RECIEN HECHO
Para los egipcios el pan era símbolo de vida. Ellos construyeron los primeros hornos que los griegos perfeccionaron siglos después. A los helénicos les gustaba tanto, que inventaron más de 70 variedades. Los romanos de las clases menos favorecidas eran quienes más lo consumían, de ahí la frase que se le atribuye al poeta Juvenal: “Al pueblo pan y circo”, acuñada en el año 1400 a.c.
Siglos han pasado, por lo que la elaboración de pan condensa en un bocado años de evolución culinaria, pero sobre todo conserva esa recompensa placentera capaz de hacer romper hasta las dietas más estrictas.
A veces uno llega guiado por el olor, otras más, la vista se engancha con diferentes texturas. Escuchar el crujido de la corteza de una buena baguette o percibir el aroma y la esponjosidad de un brioche o una mantecada, es una experiencia que se pude transformar en adicción.

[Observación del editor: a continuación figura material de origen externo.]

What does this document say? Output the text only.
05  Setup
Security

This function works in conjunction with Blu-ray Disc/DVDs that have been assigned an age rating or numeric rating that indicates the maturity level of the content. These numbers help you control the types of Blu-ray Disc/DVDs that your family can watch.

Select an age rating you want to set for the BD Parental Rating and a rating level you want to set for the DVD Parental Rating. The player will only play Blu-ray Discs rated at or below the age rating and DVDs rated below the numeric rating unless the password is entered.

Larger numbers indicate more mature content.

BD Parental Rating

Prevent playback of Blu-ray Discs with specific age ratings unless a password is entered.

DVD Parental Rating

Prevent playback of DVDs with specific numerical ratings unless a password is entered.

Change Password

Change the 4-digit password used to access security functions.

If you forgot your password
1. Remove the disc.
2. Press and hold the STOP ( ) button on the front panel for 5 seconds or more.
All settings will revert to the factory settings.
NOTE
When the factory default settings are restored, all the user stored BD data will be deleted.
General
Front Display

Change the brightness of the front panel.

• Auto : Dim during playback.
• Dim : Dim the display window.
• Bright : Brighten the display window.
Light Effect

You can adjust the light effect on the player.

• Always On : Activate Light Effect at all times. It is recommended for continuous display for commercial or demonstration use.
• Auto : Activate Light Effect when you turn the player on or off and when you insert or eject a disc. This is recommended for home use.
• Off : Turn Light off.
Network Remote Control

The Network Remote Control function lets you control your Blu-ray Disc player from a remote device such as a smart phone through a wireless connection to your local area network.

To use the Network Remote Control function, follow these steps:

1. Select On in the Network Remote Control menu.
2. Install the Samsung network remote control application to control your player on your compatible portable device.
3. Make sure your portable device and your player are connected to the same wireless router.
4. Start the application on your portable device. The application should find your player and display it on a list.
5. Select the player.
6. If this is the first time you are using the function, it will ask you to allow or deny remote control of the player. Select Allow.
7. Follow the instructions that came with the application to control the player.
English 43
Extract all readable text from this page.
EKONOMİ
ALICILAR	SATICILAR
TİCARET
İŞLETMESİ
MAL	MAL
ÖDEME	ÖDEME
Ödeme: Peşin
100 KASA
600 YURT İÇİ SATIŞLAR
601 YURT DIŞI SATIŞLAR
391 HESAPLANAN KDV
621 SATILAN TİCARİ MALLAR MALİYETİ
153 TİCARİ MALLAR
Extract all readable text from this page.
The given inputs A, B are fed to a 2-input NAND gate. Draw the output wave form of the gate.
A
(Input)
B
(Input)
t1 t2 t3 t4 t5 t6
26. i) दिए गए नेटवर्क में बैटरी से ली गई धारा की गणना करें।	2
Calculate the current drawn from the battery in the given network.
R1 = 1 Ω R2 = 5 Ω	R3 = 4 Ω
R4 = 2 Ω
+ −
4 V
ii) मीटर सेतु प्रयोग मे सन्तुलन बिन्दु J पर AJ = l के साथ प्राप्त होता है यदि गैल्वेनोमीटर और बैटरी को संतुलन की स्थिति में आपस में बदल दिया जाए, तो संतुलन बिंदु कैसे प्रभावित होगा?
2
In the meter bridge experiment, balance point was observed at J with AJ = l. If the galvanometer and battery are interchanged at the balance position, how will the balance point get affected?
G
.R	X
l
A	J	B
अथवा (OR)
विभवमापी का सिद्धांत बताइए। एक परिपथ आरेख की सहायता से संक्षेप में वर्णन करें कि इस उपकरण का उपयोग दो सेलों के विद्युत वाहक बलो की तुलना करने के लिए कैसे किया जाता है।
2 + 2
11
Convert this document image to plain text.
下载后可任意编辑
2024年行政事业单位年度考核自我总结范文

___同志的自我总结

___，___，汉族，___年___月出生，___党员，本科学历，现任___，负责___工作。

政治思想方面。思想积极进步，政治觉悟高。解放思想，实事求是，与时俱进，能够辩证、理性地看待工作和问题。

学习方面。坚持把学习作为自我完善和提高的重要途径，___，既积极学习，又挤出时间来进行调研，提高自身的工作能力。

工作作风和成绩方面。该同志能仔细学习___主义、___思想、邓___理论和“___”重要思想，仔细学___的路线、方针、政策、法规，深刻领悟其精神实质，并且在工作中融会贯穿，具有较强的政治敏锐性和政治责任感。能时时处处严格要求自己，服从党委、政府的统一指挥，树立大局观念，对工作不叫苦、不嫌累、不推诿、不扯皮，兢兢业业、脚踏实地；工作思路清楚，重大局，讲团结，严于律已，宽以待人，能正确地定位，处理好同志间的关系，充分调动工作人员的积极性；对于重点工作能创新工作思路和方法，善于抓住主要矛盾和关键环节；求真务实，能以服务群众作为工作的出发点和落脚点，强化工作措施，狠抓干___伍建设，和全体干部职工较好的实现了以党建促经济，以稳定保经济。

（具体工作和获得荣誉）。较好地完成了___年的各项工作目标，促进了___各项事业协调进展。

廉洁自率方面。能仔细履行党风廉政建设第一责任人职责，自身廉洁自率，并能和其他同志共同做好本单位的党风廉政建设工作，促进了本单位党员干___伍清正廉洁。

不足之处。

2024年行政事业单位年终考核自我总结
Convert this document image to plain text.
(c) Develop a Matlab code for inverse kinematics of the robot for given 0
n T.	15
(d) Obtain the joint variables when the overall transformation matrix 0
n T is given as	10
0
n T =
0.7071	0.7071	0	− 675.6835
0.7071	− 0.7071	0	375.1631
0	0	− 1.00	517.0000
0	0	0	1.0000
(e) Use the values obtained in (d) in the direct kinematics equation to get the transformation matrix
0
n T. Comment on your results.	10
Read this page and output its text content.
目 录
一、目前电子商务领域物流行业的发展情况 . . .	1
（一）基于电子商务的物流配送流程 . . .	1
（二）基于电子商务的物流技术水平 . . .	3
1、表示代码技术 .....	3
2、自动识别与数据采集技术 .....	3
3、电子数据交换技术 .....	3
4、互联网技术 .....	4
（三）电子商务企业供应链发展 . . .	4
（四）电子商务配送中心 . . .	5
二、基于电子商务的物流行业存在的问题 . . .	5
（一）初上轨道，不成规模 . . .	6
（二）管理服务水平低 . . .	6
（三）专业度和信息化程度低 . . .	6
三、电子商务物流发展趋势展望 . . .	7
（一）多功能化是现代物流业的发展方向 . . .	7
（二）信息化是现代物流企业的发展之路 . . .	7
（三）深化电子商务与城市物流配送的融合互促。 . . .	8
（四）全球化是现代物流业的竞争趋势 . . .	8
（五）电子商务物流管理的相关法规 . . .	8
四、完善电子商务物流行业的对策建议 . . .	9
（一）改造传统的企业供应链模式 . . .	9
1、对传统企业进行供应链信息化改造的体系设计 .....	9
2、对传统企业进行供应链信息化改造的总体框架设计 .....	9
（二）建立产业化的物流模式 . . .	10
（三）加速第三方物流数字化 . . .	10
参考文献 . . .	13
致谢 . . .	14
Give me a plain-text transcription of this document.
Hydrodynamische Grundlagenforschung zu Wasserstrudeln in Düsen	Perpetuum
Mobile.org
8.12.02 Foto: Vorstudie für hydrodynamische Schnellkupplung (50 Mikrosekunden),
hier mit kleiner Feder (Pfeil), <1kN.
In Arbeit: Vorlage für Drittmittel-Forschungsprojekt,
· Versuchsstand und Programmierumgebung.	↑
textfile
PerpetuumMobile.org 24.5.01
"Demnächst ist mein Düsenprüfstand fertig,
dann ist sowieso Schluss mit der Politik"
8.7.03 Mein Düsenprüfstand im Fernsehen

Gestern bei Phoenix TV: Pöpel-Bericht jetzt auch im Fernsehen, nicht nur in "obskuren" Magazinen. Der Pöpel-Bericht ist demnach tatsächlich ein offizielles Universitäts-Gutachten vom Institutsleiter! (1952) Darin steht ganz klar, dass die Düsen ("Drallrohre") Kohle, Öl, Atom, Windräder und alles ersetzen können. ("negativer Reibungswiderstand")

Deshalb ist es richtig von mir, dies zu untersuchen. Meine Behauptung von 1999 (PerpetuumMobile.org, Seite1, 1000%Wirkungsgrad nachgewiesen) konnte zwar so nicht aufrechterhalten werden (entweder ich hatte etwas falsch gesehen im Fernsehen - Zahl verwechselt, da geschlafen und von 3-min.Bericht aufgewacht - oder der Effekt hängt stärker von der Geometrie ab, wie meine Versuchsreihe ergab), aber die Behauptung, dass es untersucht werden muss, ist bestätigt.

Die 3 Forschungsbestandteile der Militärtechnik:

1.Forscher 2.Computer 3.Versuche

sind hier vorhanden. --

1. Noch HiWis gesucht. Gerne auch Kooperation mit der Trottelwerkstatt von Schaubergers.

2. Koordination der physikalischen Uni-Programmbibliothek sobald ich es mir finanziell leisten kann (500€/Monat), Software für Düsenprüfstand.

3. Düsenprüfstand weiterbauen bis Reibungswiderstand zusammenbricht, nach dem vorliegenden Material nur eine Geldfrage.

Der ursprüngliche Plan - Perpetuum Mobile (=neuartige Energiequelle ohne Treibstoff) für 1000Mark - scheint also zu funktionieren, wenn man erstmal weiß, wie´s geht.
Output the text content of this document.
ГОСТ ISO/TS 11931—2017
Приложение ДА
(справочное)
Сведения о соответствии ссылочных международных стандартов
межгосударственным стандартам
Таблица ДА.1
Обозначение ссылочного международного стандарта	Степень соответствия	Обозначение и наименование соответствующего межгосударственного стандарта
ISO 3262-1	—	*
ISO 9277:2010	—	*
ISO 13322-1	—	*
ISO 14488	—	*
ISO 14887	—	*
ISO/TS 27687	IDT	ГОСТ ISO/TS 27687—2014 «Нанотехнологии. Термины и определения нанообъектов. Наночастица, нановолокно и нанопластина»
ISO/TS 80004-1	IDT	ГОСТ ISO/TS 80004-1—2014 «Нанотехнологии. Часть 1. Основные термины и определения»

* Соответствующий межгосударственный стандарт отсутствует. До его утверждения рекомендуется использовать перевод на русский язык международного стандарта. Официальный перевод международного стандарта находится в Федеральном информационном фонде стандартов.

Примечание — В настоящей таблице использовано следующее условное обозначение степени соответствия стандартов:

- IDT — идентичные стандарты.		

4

El secreto del buen pan radica en un único ingrediente: la masa madre. Es una mezcla de harina y agua fermentada por bacterias de ácido láctico y levadura salvaje que, si se conserva adecuadamente, puede durar siglos. Cada que se hace pan se le añade un poco de esa mezcla a la preparación habitual. Se debe seguir alimentando en dosis iguales de harina y agua, y conservarla a la temperatura adecuada para que la levadura no muera. Es benéfica para digerir mejor, y que el pan al interior sea suave y al exterior crujiente.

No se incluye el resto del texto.